De Blasi says the reform has come at an exceptionally topical moment, as Italian Prime Minister Mario Draghi is set to meet U.S. President Joe Biden and Russian President Vladimir Putin over the coming two weeks to discuss a broad array of crucial topics, including international cyber governance.
"In this sense, this Italian cybersecurity body and legislation reform sends a critical message of cohesion and unity of purpose with its European and Western allies," De Blasi states.
"Having a centralized approach to cybersecurity is a critical component of responding quickly to any threats faced or actionable intelligence either from cybercriminals or rogue states. The approach Italy is taking aligns closely with other European and North American nations," says Peter Nailer, head of operations at CloudCoCo, a cybersecurity firm. "The approach can be further strengthened by sharing identified threats between allies to promote a joint approach to threats faced."

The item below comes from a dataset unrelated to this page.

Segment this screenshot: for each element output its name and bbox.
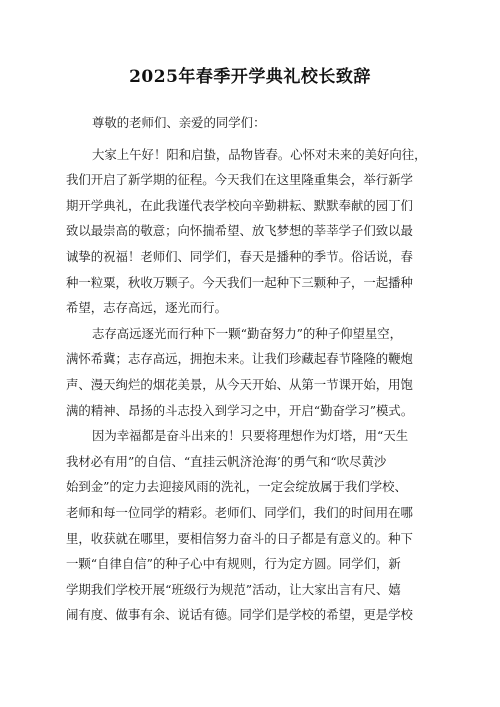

Steve Forbes, a government cybersecurity expert at Nominet, says "to enact real change, a centralized approach can make a huge difference in protecting citizens and businesses from cyberthreats, from having visibility across many different organizations that allow analysts to see trends, map vulnerabilities and share intelligence, to having the ability to deploy scalable solutions.
"The impact of this type of coordinated cyber defense can happen at pace and will enable Italy’s cybersecurity agency to take a firm grip when any threats arise - protecting on a local, nationwide and international level."
Marco Rottigni, chief technology security officer for EMEA at cybersecurity firm Qualys, says, "The formulation of this agency is one of three key initiatives by the Italian government announced in recent years, which also include a focus on how data and critical infrastructure owned by public administrations can be better managed and controlled at a national level. This will involve collaborating with private technology vendors and consultants outside of Italy to source the required technological expertise. The third initiative centers around digitization, where the Agency for Digital Italy will form the key guidelines and processes to assist public administrations during their cloud migration and adoption of new technologies."
Public/Private Cloud Infrastructure Planned
Slightly out of step with the emphasis on Western unity, the Italian government is also planning to set up a new cloud infrastructure through a public-private partnership, which will be implemented by a European tender, according to the Reuters report. Reuters attributes the move to growing concerns about U.S. dominance of cloud data storage and the risk of U.S. surveillance in the wake of the adoption of the U.S. CLOUD Act of 2018.